Si petites devant ta Face

Editions du Seuil, 140 p.

Il aurait fallu lire le premier roman d'Anne Brochet avant de la rencontrer. La lecture aurait fait gagner le temps de mieux la comprendre. De cerner sa logique. D'appréhender combien l'exercice de la promotion, ce jour-là, avait pu lui sembler contre nature. Comment elle avait sans doute choisi très soigneusement son pull à col roulé. A quel point le cadeau saugrenu d'un journaliste avait pu l'embarrasser. La clé de ces sensations est dans Si petites devant ta Face. «Je sors mon premier roman», avait-elle indiqué à la fin de l'entretien. Comme elle aurait pu dire: «J'édite mon mode d'emploi.»

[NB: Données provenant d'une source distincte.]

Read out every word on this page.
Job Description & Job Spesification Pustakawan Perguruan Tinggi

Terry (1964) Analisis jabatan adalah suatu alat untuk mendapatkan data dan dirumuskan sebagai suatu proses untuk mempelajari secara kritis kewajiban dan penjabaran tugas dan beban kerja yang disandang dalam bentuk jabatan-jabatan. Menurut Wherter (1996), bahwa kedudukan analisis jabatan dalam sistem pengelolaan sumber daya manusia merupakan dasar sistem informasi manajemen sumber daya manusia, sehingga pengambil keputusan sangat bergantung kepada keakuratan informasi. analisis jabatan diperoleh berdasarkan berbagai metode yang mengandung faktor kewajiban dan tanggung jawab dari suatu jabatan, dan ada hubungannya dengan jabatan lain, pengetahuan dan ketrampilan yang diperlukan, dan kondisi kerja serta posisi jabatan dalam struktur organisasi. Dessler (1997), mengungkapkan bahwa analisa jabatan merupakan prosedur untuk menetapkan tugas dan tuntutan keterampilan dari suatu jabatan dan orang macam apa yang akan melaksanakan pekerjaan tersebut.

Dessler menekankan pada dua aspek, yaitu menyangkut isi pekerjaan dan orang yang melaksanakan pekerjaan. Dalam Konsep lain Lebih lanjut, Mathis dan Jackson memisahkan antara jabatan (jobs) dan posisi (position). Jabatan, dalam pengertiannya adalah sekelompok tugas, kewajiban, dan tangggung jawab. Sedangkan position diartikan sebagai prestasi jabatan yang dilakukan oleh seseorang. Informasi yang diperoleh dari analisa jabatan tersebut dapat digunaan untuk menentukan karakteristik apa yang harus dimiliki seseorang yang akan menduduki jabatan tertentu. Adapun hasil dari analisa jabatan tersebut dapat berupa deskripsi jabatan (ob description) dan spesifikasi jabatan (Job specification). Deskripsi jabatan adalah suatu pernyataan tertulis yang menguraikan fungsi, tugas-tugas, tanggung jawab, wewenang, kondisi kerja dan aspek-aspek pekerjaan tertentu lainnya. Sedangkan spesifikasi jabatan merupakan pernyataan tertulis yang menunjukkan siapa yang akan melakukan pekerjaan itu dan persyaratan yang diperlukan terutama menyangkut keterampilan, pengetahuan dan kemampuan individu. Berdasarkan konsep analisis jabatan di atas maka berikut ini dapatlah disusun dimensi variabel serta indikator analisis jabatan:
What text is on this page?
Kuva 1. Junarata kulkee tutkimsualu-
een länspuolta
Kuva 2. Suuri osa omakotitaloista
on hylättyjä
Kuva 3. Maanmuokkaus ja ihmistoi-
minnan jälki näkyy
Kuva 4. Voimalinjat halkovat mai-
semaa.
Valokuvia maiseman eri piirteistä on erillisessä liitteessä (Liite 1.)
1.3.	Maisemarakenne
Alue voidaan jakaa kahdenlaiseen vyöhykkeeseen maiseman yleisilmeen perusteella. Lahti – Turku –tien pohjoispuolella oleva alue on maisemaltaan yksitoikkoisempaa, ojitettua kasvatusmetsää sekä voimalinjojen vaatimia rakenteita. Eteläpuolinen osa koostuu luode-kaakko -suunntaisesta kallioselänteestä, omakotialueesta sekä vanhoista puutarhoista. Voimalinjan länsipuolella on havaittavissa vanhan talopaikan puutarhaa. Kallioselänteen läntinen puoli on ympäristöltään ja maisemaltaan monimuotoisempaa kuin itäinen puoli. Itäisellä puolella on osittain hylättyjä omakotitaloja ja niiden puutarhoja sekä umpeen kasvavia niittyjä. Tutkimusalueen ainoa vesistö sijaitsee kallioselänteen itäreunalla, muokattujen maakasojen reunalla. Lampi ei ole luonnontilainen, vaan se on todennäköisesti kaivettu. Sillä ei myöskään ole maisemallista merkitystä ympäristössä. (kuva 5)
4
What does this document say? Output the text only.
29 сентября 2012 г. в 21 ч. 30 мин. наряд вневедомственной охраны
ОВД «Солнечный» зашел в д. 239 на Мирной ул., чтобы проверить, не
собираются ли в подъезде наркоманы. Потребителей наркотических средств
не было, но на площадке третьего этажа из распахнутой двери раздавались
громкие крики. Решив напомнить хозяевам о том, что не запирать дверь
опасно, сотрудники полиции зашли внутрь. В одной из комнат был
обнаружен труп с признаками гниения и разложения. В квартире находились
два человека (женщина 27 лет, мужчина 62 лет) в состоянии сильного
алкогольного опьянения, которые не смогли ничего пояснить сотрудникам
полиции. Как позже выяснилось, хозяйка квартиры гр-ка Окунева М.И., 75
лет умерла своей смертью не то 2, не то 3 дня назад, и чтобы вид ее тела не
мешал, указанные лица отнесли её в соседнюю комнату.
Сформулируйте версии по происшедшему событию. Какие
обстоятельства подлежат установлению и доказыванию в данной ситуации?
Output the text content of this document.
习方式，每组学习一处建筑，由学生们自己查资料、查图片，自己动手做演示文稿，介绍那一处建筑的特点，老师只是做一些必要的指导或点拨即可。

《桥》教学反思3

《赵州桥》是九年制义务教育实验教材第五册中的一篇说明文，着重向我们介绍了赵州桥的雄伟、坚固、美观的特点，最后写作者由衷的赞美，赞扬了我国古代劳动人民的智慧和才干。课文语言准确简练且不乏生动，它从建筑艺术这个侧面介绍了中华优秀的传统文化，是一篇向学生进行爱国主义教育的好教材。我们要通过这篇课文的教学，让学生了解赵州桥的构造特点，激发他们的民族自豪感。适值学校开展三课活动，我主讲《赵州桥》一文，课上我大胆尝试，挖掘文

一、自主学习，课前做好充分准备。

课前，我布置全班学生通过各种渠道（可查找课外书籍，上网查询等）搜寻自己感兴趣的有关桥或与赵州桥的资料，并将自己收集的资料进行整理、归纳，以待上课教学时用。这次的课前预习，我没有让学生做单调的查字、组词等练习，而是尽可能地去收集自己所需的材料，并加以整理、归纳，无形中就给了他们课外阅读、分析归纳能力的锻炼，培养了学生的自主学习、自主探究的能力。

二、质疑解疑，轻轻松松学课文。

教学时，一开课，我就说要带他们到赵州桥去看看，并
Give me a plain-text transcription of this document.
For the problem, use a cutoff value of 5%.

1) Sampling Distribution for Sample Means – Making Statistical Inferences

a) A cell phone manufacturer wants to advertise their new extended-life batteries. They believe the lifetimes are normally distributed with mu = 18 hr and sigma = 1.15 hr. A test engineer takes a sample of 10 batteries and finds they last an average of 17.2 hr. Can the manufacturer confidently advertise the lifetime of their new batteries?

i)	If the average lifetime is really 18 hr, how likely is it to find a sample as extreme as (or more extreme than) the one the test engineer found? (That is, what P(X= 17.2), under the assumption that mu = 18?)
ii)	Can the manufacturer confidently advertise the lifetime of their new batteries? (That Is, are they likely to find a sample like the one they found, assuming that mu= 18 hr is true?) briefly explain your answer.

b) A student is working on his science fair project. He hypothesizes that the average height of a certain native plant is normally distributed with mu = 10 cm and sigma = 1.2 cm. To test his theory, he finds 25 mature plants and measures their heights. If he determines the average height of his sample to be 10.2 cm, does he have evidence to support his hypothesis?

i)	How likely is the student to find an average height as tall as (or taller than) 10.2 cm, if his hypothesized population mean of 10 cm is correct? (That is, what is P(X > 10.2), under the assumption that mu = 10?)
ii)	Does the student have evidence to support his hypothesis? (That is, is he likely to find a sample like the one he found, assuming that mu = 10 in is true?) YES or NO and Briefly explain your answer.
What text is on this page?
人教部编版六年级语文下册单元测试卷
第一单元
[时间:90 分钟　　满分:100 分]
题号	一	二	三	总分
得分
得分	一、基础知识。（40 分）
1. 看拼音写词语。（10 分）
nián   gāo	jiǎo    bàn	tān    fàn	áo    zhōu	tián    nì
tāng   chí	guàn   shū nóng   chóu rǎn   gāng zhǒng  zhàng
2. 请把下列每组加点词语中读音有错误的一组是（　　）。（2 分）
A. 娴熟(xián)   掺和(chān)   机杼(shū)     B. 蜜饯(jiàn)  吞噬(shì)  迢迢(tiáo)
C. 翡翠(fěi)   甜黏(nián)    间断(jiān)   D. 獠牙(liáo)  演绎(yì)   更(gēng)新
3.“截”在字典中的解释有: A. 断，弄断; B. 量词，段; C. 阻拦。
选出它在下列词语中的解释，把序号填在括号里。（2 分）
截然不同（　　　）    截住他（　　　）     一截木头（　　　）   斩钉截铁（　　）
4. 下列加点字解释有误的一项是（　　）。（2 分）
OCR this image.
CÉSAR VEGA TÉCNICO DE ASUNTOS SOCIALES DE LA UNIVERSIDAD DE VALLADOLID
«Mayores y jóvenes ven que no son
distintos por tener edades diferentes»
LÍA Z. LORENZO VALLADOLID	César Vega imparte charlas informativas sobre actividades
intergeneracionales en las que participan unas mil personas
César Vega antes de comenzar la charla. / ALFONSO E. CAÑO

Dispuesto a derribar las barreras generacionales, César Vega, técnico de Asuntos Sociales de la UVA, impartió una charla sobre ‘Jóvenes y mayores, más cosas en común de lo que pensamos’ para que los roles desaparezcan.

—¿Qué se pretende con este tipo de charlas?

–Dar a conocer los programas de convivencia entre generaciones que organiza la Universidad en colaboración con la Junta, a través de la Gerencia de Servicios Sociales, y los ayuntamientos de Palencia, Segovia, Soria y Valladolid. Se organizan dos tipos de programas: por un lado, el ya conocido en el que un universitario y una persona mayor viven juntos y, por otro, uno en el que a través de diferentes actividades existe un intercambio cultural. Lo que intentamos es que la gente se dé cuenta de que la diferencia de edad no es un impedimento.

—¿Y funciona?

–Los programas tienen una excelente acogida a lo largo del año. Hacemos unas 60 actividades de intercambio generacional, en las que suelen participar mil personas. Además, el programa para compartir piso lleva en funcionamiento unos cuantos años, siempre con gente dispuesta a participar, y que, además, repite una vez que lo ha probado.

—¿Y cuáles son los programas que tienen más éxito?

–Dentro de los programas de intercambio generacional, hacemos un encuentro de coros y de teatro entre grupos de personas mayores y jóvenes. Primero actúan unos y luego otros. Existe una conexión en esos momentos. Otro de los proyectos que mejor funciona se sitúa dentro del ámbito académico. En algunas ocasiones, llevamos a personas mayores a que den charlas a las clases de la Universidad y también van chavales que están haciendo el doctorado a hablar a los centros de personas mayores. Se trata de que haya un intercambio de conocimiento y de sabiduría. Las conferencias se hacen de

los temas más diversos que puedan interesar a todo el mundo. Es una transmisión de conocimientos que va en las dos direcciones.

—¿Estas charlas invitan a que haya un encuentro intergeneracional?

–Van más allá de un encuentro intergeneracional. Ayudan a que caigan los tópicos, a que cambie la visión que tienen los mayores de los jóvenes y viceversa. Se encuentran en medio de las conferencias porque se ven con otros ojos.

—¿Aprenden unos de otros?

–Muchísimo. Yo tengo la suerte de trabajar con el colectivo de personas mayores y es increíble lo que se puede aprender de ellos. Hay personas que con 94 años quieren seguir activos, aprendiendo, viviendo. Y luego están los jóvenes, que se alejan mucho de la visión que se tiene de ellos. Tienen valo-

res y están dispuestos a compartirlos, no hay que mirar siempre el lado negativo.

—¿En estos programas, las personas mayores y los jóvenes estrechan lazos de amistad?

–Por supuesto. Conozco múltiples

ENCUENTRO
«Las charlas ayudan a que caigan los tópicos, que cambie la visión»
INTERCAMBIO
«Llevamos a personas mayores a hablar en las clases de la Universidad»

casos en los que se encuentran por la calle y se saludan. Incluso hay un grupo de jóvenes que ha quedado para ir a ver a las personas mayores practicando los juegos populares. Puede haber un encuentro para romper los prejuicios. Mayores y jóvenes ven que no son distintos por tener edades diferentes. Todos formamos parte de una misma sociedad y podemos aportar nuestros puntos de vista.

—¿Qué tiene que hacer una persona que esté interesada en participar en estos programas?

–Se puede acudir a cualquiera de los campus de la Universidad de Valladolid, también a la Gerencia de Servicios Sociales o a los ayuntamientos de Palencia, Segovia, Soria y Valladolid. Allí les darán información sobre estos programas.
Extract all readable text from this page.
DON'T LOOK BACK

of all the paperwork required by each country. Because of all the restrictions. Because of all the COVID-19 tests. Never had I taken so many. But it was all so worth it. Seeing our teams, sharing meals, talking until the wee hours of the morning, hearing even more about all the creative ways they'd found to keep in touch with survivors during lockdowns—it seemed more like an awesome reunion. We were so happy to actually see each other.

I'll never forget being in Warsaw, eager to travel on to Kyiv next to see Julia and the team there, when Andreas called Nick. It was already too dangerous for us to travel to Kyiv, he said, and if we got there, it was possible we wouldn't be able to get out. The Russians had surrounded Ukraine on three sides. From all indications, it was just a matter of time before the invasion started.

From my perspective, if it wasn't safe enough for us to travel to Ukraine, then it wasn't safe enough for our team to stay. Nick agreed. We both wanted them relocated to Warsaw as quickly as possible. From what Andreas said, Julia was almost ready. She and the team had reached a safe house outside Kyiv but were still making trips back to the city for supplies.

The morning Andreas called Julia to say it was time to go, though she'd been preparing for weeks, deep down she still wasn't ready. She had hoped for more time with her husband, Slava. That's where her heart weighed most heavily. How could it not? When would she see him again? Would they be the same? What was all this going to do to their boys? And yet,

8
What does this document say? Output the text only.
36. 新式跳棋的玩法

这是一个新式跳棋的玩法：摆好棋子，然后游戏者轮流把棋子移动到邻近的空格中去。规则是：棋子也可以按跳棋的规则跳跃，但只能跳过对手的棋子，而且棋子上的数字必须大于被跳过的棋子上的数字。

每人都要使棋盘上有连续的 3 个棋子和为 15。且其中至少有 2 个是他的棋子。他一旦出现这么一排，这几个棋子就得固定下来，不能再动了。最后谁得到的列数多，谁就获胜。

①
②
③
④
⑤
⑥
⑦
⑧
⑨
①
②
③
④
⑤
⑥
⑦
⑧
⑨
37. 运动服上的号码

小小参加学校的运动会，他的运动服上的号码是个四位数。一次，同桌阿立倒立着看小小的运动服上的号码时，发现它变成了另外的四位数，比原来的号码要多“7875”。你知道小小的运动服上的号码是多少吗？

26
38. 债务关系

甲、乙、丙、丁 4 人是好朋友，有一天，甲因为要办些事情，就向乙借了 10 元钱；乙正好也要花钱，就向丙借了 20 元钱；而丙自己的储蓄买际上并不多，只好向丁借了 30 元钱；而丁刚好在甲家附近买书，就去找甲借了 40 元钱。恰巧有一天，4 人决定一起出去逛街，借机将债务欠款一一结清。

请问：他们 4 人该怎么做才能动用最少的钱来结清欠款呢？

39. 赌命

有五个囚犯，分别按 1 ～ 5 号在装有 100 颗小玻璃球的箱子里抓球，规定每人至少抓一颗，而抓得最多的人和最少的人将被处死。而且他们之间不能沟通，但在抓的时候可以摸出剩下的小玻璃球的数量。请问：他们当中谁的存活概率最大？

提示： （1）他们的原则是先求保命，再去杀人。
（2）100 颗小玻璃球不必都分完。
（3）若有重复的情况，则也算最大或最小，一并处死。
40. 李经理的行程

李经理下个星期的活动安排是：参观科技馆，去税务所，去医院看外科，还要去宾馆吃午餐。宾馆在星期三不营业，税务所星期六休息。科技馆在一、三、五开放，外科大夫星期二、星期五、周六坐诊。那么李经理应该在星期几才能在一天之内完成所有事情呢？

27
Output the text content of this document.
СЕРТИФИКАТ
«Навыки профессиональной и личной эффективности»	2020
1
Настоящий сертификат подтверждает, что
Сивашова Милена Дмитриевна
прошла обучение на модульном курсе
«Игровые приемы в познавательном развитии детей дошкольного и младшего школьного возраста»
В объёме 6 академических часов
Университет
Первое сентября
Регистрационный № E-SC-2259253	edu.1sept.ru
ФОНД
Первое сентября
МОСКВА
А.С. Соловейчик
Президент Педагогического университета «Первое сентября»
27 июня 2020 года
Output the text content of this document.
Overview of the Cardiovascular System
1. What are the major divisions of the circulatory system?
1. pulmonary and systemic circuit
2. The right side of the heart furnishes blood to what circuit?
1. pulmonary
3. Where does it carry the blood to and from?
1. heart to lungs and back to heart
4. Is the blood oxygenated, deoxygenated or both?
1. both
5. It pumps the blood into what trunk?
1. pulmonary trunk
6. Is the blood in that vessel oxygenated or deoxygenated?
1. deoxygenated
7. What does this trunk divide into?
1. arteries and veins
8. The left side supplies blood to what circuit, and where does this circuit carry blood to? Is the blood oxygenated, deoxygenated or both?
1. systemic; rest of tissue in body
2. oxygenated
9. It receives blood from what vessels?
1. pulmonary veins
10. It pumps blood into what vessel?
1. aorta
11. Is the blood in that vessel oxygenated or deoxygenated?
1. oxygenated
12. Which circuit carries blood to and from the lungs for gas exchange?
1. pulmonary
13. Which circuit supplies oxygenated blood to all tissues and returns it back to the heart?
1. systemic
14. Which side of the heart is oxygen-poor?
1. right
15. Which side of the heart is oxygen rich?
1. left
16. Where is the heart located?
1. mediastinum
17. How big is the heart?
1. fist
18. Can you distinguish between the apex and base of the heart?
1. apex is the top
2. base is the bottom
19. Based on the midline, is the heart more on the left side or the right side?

Chronique familiale à six personnages, Si petites devant ta Face est un voyage intérieur à travers les sensations et les pensées de quatre d'entre eux: le père en rogne, la mère sexuellement frustrée, la grand-mère en attente du grand départ et, le plus souvent surtout, Marion, fillette de 6 ans qui tâtonne encore, ressent pour la première fois «un mal sans douleur» dans le bas de son ventre («quand des gens s'embrassent à la télé») et comprend peu à peu sa place dans le monde en développant une manie du comptage jusqu'à 7. Sept, son ami, qu'elle prend bientôt pour Dieu.

Le récit alterne les visions subjectives. Cette plongée par l'écriture dans l'esprit de personnages imaginaires est ô combien un travail d'actrice. Sans cesse sur la balance entre la joie et la tristesse: aux pensées déceptives des adultes répondent les illusions et l'innocence en sursis de la petite Marion. A travers elle, Anne Brochet dessine un hymne aux cinq sens, véritable résistance contre la peur du quotidien: mettre sa main dans un bocal à café et voir les grains gras s'évader entre ses doigts, caresser l'œuf en bois qui aide à repriser les chaussettes, écouter le jambon tomber en tranches alanguies dans la main du boucher… Comme elle les réinvente dans son roman léger, Anne Brochet a cette conscience vitale, presque maniaque mais douce et généreuse, des petits bonheurs.